Proton pump inhibitors are the most effective antacid drugs we have. Omeprazole, lansoprazole, and pantoprazole are the most effective inhibitors of gastric acid secretion we currently have available. In the USA, omeprazole is available OTC as Prilosec®. The dose of omeprazole is 1–2 mg/kg bid. The dose of lansoprazole (Prevacid®), pantoprazole (Protonix®), and esomeprazole (Nexium®) is 1 mg/kg IV (not approved for use in dogs). It generally takes 2–5 days for a PPI to have maximal efficacy; but, the immediate effect on gastric acid secretion is often still better than that obtained by high dose H-2 receptor blockade.

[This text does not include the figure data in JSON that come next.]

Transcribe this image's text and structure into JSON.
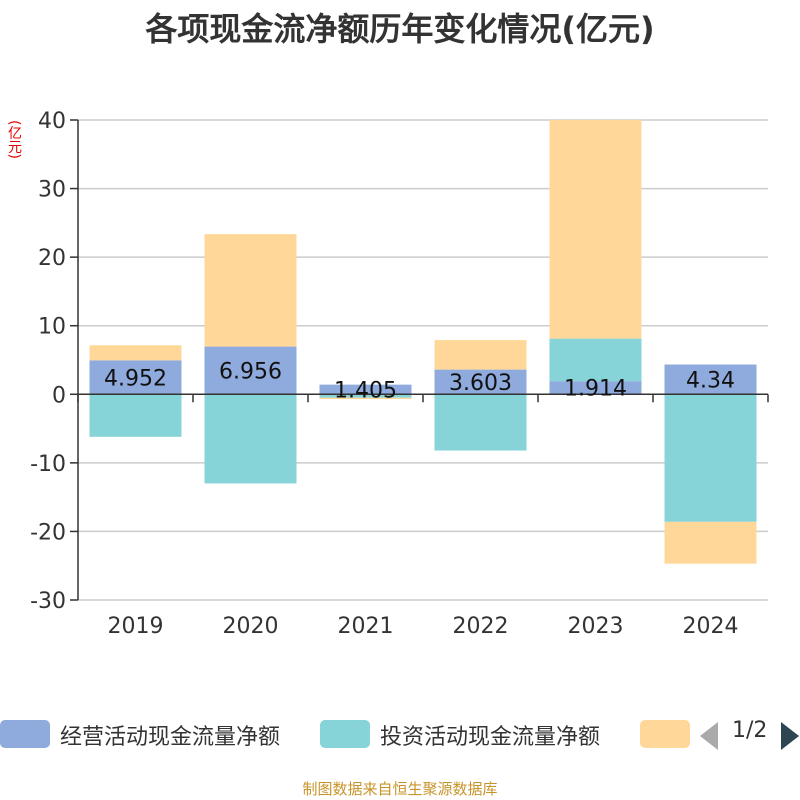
{
  "chart_data": {
    "type": "bar",
    "stacked": true,
    "title": "各项现金流净额历年变化情况(亿元)",
    "ylabel": "(亿元)",
    "xlabel": "",
    "ylim": [
      -30,
      40
    ],
    "yticks": [
      -30,
      -20,
      -10,
      0,
      10,
      20,
      30,
      40
    ],
    "categories": [
      "2019",
      "2020",
      "2021",
      "2022",
      "2023",
      "2024"
    ],
    "grid": true,
    "series": [
      {
        "name": "经营活动现金流量净额",
        "color": "#8faadc",
        "values": [
          4.952,
          6.956,
          1.405,
          3.603,
          1.914,
          4.34
        ],
        "labels": [
          "4.952",
          "6.956",
          "1.405",
          "3.603",
          "1.914",
          "4.34"
        ]
      },
      {
        "name": "投资活动现金流量净额",
        "color": "#86d4d8",
        "values": [
          -6.2,
          -13.0,
          -0.5,
          -8.2,
          6.2,
          -18.6
        ]
      },
      {
        "name": "",
        "color": "#ffd899",
        "values": [
          2.2,
          16.4,
          -0.2,
          4.3,
          31.9,
          -6.1
        ]
      }
    ]
  },
  "legend": {
    "items": [
      {
        "label": "经营活动现金流量净额",
        "color": "#8faadc"
      },
      {
        "label": "投资活动现金流量净额",
        "color": "#86d4d8"
      },
      {
        "label": "",
        "color": "#ffd899"
      }
    ],
    "page_indicator": "1/2"
  },
  "footer": "制图数据来自恒生聚源数据库"
}
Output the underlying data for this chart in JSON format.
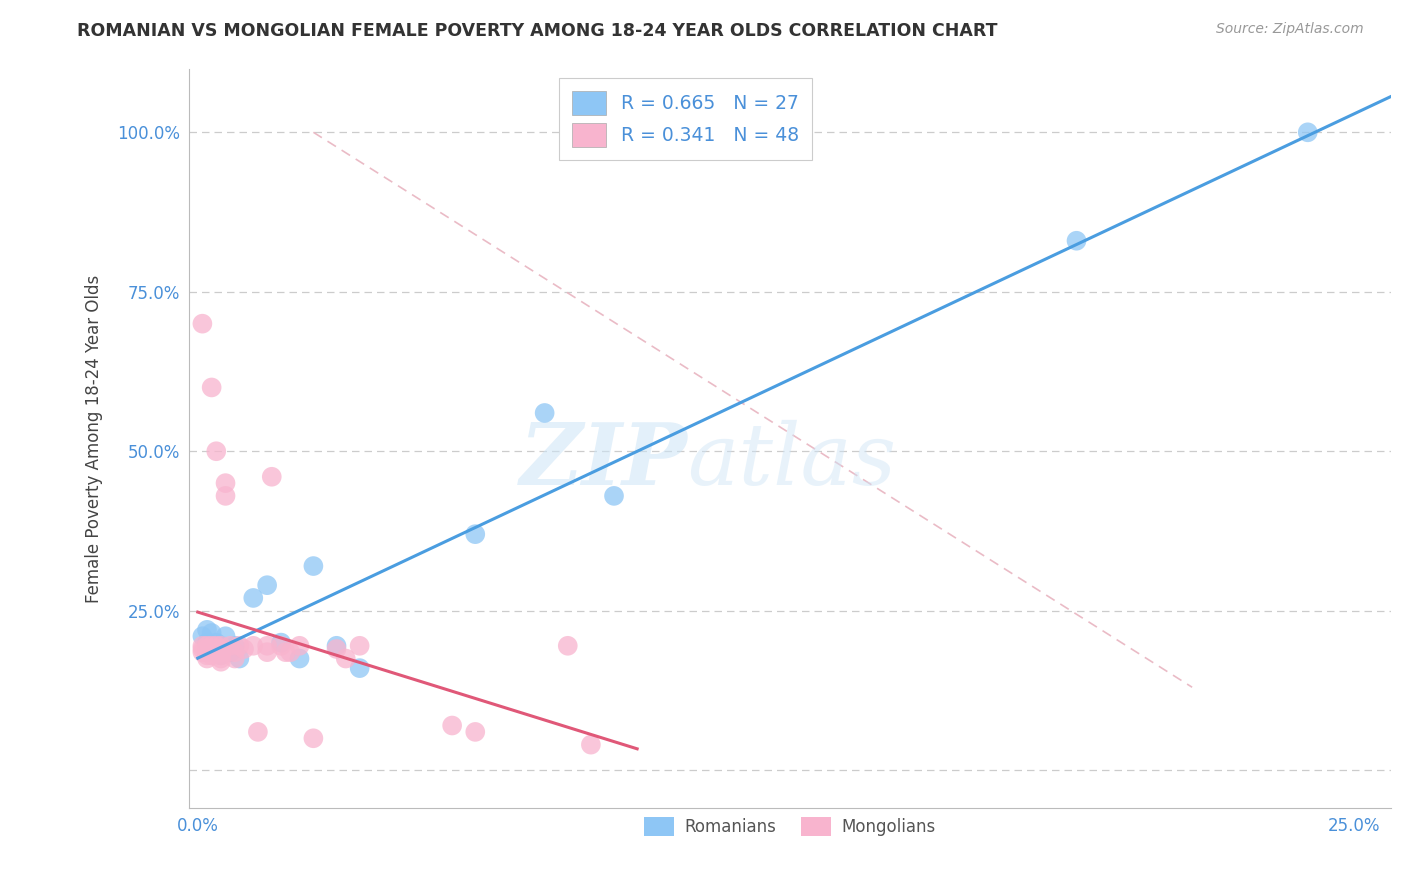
{
  "title": "ROMANIAN VS MONGOLIAN FEMALE POVERTY AMONG 18-24 YEAR OLDS CORRELATION CHART",
  "source": "Source: ZipAtlas.com",
  "ylabel": "Female Poverty Among 18-24 Year Olds",
  "xlim": [
    -0.002,
    0.258
  ],
  "ylim": [
    -0.06,
    1.1
  ],
  "x_ticks": [
    0.0,
    0.05,
    0.1,
    0.15,
    0.2,
    0.25
  ],
  "x_tick_labels": [
    "0.0%",
    "",
    "",
    "",
    "",
    "25.0%"
  ],
  "y_ticks": [
    0.0,
    0.25,
    0.5,
    0.75,
    1.0
  ],
  "y_tick_labels": [
    "",
    "25.0%",
    "50.0%",
    "75.0%",
    "100.0%"
  ],
  "romanian_color": "#8ec6f5",
  "mongolian_color": "#f8b4ce",
  "romanian_R": 0.665,
  "romanian_N": 27,
  "mongolian_R": 0.341,
  "mongolian_N": 48,
  "watermark_zip": "ZIP",
  "watermark_atlas": "atlas",
  "background_color": "#ffffff",
  "grid_color": "#cccccc",
  "blue_line_color": "#4a9de0",
  "pink_line_color": "#e05878",
  "diag_color": "#e8b4c0",
  "romanian_scatter_x": [
    0.001,
    0.002,
    0.002,
    0.003,
    0.003,
    0.003,
    0.004,
    0.004,
    0.005,
    0.005,
    0.006,
    0.006,
    0.007,
    0.008,
    0.009,
    0.012,
    0.015,
    0.018,
    0.022,
    0.025,
    0.03,
    0.035,
    0.06,
    0.075,
    0.09,
    0.19,
    0.24
  ],
  "romanian_scatter_y": [
    0.21,
    0.2,
    0.22,
    0.195,
    0.19,
    0.215,
    0.185,
    0.2,
    0.195,
    0.18,
    0.21,
    0.19,
    0.185,
    0.195,
    0.175,
    0.27,
    0.29,
    0.2,
    0.175,
    0.32,
    0.195,
    0.16,
    0.37,
    0.56,
    0.43,
    0.83,
    1.0
  ],
  "mongolian_scatter_x": [
    0.001,
    0.001,
    0.001,
    0.001,
    0.002,
    0.002,
    0.002,
    0.002,
    0.002,
    0.003,
    0.003,
    0.003,
    0.003,
    0.003,
    0.004,
    0.004,
    0.004,
    0.004,
    0.005,
    0.005,
    0.005,
    0.005,
    0.005,
    0.005,
    0.006,
    0.006,
    0.007,
    0.008,
    0.008,
    0.009,
    0.01,
    0.012,
    0.013,
    0.015,
    0.015,
    0.016,
    0.018,
    0.019,
    0.02,
    0.022,
    0.025,
    0.03,
    0.032,
    0.035,
    0.055,
    0.06,
    0.08,
    0.085
  ],
  "mongolian_scatter_y": [
    0.7,
    0.195,
    0.19,
    0.185,
    0.195,
    0.19,
    0.185,
    0.18,
    0.175,
    0.195,
    0.19,
    0.185,
    0.18,
    0.6,
    0.195,
    0.19,
    0.185,
    0.5,
    0.195,
    0.19,
    0.185,
    0.18,
    0.175,
    0.17,
    0.45,
    0.43,
    0.195,
    0.185,
    0.175,
    0.195,
    0.19,
    0.195,
    0.06,
    0.195,
    0.185,
    0.46,
    0.195,
    0.185,
    0.185,
    0.195,
    0.05,
    0.19,
    0.175,
    0.195,
    0.07,
    0.06,
    0.195,
    0.04
  ]
}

Misoprostol (Cytotec®) is a prostaglandin E analog which was primarily designed to be a prophylactic drug used to prevent GUE due to NSAIDs. It is also useful in treating existing ulcers, but its higher cost and more plentiful side effects usually make it undesirable as a first line therapy for GUE. It is typically used at a dose of 2–5 ug/kg, 3–4 times daily. It can cause abdominal cramping and diarrhoea, but the drug seems relatively safe in dogs. The main disadvantage is that it must be given orally, which is not possible in some vomiting animals. Because it is a prostaglandin analog, it should not be used in pregnant females for fear of causing abortion or miscarriage. It is the best drug available that can be used to prevent NSAID-induced ulceration, but it is not uniformly effective in dogs. The main indications to use it appear to be a) the patient that must have NSAIDs to function, but which evidences side-effects from them (e.g., anorexia, vomiting) and b) the patient that seemingly needs to receive NSAIDs that have substantial potential for such side-effects (e.g., piroxicam).

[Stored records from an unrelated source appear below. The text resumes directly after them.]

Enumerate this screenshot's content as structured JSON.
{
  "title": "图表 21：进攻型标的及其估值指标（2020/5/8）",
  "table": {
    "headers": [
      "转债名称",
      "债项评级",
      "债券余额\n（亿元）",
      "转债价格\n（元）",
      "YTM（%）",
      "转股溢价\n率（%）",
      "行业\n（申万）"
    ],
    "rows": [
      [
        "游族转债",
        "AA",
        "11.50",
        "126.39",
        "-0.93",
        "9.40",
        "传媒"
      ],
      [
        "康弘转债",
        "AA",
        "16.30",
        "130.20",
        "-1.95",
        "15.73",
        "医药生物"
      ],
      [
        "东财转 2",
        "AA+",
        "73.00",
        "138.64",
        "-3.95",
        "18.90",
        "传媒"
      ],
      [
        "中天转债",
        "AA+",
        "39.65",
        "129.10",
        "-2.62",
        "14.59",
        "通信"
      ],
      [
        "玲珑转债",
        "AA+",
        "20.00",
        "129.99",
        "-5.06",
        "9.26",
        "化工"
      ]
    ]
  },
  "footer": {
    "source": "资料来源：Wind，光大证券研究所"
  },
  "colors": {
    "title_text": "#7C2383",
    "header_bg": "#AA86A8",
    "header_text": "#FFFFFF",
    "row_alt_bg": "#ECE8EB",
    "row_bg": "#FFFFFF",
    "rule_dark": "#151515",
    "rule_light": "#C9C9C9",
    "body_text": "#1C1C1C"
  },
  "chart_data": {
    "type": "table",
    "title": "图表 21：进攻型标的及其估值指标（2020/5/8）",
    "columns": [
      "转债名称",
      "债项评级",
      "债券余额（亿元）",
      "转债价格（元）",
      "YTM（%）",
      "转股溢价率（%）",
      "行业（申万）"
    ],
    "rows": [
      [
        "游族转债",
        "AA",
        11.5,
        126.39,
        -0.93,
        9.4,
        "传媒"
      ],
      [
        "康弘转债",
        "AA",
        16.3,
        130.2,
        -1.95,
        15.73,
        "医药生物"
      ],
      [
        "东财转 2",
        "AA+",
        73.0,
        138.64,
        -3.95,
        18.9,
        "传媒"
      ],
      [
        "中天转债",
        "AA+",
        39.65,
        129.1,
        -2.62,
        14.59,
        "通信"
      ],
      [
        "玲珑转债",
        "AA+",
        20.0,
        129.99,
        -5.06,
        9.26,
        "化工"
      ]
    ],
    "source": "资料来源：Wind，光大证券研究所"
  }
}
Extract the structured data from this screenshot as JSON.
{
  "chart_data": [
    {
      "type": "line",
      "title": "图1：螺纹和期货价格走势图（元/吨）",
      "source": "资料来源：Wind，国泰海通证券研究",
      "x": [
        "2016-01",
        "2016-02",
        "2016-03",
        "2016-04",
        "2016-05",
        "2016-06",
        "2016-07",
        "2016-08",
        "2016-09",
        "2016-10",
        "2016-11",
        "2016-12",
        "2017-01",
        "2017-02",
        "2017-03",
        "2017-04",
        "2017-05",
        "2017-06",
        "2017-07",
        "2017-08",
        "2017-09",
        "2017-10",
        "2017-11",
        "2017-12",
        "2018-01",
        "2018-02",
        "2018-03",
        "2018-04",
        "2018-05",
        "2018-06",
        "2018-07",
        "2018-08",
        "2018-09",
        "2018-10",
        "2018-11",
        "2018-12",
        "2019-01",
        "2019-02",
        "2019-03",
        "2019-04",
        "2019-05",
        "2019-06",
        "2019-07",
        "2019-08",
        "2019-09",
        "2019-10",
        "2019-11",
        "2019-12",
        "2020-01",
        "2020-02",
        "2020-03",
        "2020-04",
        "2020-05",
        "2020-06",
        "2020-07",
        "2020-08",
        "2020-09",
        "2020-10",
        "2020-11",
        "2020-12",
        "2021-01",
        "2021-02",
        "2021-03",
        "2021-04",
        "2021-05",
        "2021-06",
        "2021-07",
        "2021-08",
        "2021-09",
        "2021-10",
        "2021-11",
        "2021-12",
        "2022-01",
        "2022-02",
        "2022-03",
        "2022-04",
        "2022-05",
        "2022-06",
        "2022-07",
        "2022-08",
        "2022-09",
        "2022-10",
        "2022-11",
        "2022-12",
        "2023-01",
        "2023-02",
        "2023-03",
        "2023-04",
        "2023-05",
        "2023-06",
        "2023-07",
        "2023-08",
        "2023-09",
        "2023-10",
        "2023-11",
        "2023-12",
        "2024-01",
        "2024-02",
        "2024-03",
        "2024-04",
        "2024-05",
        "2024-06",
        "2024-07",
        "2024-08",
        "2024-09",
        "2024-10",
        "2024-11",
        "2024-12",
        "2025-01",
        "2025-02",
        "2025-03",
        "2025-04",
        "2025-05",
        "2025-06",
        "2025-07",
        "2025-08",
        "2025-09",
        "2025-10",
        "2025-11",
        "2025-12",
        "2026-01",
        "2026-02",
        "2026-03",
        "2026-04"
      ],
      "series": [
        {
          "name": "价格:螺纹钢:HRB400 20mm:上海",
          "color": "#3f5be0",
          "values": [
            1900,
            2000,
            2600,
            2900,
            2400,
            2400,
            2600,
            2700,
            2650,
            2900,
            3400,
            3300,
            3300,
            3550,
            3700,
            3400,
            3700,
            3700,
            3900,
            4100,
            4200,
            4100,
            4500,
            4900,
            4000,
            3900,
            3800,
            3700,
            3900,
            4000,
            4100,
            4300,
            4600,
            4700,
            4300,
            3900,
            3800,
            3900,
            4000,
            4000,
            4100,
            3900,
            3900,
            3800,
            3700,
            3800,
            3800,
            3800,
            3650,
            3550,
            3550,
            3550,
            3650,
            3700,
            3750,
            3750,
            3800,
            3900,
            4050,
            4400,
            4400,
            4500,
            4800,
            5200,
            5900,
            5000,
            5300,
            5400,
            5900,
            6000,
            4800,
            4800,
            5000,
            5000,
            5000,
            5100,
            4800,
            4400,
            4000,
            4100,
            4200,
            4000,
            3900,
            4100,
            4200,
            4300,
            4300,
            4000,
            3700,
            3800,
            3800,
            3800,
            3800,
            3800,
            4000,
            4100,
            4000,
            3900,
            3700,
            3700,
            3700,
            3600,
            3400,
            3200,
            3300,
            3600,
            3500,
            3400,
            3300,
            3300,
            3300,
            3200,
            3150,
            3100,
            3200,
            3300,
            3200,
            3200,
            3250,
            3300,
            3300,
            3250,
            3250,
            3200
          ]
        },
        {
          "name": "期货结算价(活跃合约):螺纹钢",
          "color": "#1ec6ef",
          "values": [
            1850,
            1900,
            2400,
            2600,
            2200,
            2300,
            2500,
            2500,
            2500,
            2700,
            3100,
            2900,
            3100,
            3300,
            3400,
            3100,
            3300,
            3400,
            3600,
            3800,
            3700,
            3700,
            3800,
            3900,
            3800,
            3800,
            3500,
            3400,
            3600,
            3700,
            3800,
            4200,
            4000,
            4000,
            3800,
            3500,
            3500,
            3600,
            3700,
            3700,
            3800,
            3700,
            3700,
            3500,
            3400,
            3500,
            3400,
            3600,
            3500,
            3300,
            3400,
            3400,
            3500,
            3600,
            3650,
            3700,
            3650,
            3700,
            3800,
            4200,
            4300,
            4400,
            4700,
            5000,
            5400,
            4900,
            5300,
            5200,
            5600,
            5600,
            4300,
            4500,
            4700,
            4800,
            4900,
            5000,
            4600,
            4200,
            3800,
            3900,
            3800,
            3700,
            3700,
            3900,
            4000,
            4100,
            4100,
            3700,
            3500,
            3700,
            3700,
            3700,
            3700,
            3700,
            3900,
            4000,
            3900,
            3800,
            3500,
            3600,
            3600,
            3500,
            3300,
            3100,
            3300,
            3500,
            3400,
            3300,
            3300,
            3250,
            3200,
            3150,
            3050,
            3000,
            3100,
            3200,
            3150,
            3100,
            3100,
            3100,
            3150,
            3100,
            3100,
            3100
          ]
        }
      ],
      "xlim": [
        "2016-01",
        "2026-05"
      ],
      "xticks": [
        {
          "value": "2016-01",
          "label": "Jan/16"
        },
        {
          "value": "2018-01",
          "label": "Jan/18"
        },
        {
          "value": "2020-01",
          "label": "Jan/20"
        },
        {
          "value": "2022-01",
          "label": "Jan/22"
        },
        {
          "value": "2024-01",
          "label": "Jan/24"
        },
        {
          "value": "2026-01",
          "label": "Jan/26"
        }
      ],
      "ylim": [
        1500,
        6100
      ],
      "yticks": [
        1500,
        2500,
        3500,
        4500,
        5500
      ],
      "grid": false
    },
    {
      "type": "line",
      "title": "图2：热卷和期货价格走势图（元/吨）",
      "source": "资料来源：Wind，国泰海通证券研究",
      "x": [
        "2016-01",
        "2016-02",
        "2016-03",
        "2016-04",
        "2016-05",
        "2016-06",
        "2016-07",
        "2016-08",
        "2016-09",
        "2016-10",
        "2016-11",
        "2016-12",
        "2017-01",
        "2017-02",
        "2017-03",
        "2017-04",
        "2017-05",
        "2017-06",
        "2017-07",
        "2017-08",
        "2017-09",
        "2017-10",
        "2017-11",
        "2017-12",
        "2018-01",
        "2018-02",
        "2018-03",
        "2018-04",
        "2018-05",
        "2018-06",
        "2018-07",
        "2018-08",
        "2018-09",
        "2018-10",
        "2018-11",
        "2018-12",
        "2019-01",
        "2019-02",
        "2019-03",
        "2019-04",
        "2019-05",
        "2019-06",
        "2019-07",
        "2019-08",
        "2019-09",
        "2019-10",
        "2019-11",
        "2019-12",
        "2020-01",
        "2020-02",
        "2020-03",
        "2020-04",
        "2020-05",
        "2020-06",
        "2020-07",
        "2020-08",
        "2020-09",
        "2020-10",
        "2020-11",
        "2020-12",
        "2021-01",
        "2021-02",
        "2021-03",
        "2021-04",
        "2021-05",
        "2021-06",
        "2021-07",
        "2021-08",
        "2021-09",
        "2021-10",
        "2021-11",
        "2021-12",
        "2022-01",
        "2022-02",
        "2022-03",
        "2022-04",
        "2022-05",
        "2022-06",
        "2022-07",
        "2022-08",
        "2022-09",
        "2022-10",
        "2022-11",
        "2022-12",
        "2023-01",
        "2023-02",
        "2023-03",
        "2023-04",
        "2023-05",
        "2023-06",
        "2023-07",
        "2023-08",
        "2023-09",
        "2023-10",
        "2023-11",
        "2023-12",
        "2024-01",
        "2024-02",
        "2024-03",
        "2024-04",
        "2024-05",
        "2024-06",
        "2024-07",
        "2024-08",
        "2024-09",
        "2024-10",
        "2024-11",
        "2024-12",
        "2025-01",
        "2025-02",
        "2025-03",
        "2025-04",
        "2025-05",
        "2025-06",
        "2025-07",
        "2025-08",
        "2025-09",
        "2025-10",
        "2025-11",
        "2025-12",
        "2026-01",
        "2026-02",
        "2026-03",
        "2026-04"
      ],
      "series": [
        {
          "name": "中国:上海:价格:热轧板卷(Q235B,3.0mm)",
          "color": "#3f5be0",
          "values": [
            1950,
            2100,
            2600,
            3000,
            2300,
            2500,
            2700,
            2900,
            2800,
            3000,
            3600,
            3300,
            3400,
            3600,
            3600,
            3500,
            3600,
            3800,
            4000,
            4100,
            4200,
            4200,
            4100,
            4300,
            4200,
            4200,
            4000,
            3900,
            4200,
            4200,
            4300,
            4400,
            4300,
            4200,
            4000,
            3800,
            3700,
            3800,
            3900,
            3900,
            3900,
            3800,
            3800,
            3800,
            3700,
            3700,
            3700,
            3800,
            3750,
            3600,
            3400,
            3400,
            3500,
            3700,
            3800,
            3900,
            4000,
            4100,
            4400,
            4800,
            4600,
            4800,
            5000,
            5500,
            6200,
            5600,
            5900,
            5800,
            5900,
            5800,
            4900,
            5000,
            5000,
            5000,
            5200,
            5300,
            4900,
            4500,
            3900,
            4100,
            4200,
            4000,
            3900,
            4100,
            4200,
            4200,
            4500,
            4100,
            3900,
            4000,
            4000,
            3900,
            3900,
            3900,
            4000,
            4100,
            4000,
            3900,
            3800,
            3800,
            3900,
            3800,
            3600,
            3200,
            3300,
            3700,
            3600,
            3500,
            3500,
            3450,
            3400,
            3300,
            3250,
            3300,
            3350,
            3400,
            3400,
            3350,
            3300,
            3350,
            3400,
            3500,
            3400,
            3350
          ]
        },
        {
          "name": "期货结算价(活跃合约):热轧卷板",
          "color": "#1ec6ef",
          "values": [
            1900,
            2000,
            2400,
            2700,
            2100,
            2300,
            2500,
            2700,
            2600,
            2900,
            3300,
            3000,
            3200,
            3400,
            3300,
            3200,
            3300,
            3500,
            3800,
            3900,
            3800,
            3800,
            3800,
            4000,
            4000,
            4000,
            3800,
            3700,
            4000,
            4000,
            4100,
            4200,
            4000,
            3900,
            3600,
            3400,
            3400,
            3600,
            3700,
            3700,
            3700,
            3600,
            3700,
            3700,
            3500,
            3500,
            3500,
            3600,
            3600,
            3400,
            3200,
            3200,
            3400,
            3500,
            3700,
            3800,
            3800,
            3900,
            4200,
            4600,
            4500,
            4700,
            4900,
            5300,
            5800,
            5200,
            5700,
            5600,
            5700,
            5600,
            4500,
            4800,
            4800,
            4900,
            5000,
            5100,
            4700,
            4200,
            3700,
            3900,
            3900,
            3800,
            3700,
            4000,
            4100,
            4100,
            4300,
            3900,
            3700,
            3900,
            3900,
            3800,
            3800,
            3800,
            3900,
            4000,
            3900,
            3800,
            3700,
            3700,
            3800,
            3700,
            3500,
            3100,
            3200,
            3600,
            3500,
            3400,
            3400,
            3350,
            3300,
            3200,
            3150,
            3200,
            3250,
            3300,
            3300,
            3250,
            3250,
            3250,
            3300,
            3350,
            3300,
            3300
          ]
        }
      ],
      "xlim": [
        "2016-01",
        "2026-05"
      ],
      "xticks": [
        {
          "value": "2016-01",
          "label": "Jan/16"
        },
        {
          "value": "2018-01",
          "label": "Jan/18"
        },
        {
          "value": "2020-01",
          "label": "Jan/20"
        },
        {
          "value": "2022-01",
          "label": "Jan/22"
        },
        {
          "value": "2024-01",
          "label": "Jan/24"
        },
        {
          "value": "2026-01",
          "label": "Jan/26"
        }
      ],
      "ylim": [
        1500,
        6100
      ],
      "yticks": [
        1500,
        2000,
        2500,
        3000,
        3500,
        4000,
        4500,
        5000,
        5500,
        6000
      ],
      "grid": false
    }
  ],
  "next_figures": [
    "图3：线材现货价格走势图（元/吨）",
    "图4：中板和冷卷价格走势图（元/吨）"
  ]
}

Sucralfate seems to be extremely effective in protecting those areas which are already ulcerated and helping them heal. The only common side-effect is constipation. There is minimal absorption from the intestines, but it does have the capacity for adsorbing other drugs (e.g., enrofloxacin). While Carafate® is effective in treating ulcers, it is not always effective in preventing ulceration. My major problem with this drug is that it must be given orally, which does not always work in vomiting dogs. The suspension form is probably more effective than the tablet form.